PigletJohn Fri 14-Mar-14 18:42:15

A Megaflo (tm, there are others) is a brand of hot-water-cylinder which operates at mains pressure, hence it is able to deliver a high flow of hot water at good pressure.

It is not a boiler, but it needs a boiler (or an immersion heater) to heat it.

It is usually quite big, because people use it when they have drencher showers or run multiple baths in quick succession.

PigletJohn Fri 14-Mar-14 18:44:27

p.s.

to get the best out of a Megaflo, you need a good flow from your incoming water main, because it does not (usually) have a cold water tank to buffer demand.

beaglesaresweet Fri 14-Mar-14 21:32:58

ah ok, so could it be fitted with the existing older boiler (not combi) by replacing the existing hot water cylinder? It does sound good for showers, especially as you say that non-combi boilers don't give great pressure.

PigletJohn Fri 14-Mar-14 21:47:19

you can heat a Megaflo or similar with any kind of boiler.

But as there is no cold-water storage tank, the amount of water that comes out will be no greater than the amount that goes in, per the bucket test, unless you run a new, larger, water pipe out to the pavement.

Some Victorian houses still have the old lead pipe, and you may be able to get a Lead Pipe Replacement subsidy, after having the water tested for lead content by the water co.

I did one a few years back, there was a gravel drive (not hard to dig up) and a good void under the ground floor to run the new pipe.

If there is not already a meter, you might be able to get one fitted (free) and perhaps get your new pipe connected to it without having the pay the pavement-digging charge.

beaglesaresweet Fri 14-Mar-14 21:52:20

interesting info, thanks, esp about avoiding the cost via meter installation grin.
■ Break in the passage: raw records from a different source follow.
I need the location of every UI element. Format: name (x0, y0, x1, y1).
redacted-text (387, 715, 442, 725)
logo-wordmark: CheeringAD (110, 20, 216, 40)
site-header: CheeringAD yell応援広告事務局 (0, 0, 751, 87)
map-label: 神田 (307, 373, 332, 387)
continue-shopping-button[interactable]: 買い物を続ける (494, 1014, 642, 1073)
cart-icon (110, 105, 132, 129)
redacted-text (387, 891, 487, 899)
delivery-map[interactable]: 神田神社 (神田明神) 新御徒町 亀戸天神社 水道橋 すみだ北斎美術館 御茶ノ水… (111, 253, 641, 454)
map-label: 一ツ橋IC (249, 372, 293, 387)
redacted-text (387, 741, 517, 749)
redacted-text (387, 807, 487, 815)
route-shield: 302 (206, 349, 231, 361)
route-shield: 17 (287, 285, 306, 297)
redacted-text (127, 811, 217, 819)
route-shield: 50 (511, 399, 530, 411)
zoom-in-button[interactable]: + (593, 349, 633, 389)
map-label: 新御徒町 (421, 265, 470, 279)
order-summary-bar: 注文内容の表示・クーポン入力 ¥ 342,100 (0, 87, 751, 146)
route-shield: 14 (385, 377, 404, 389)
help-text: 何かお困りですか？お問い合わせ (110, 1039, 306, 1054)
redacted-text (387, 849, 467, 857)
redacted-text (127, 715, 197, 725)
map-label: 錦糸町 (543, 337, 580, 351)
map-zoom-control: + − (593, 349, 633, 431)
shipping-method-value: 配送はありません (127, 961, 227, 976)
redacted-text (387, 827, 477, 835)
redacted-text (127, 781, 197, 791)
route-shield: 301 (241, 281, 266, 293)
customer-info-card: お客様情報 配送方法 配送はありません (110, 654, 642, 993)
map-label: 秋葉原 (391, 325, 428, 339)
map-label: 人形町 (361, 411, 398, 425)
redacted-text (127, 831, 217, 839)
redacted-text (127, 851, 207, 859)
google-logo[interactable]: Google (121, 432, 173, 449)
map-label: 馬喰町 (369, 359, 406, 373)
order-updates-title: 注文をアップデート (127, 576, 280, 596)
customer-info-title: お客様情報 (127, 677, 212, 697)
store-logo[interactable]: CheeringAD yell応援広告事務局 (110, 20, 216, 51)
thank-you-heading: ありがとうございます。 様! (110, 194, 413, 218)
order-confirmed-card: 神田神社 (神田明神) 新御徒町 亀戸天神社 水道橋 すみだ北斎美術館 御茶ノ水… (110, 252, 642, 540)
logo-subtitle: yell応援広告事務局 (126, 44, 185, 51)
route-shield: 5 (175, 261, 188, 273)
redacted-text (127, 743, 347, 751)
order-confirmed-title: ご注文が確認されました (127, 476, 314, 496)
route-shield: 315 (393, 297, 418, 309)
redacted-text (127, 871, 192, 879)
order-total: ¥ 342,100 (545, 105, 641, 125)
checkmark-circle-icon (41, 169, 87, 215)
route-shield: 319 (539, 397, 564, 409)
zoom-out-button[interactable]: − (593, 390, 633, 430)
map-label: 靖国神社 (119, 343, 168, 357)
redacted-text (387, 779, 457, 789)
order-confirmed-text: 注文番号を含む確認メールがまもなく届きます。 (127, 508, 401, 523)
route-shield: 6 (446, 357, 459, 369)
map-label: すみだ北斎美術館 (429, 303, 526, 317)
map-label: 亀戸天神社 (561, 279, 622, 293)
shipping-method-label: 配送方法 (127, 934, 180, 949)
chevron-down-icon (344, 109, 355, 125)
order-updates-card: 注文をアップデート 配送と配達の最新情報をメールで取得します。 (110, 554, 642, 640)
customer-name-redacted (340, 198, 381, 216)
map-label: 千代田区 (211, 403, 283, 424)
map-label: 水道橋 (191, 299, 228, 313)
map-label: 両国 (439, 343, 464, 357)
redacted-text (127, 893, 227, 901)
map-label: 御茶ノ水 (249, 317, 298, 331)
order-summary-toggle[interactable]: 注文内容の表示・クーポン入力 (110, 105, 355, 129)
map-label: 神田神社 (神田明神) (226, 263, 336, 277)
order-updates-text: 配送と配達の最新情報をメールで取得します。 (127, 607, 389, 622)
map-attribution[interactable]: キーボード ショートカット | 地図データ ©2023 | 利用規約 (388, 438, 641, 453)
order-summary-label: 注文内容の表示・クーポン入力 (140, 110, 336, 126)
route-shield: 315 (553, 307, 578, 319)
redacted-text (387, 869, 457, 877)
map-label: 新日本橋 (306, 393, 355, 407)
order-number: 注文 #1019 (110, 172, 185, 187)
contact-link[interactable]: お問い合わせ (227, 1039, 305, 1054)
I will ask vendors if they replaced pipes or is it an old lead one.
I don't know if there is no cold water tank - I did think there was but you said it was cylinder by the boiler (wrapped in material), but maybe there is a tank elsewhere. .

PigletJohn Fri 14-Mar-14 21:59:40

50p says there will be a rectangular cold water tank (cistern) in the loft.

exexpat Fri 14-Mar-14 22:07:43

Reading this with interest, particularly pigletjohn's comments on combi boilers and pressurised cylinders - I am looking to replace two ageing combi boilers (two combis in one bathroom cupboard, one powers one bathroom and six radiators downstairs, the other powers the ensuite shower room and six radiators upstairs) but the heating engineer recommended by my builders/bathroom fitters has suggested a pressurised cylinder system instead.

Having two combis has been quite good because there is no issue with running two showers at once, and means that if one boiler breaks down on Christmas eve, the house is still at least half heated - but a cylinder sounds like it might be more fuel-efficient and cost less to maintain. Any thoughts?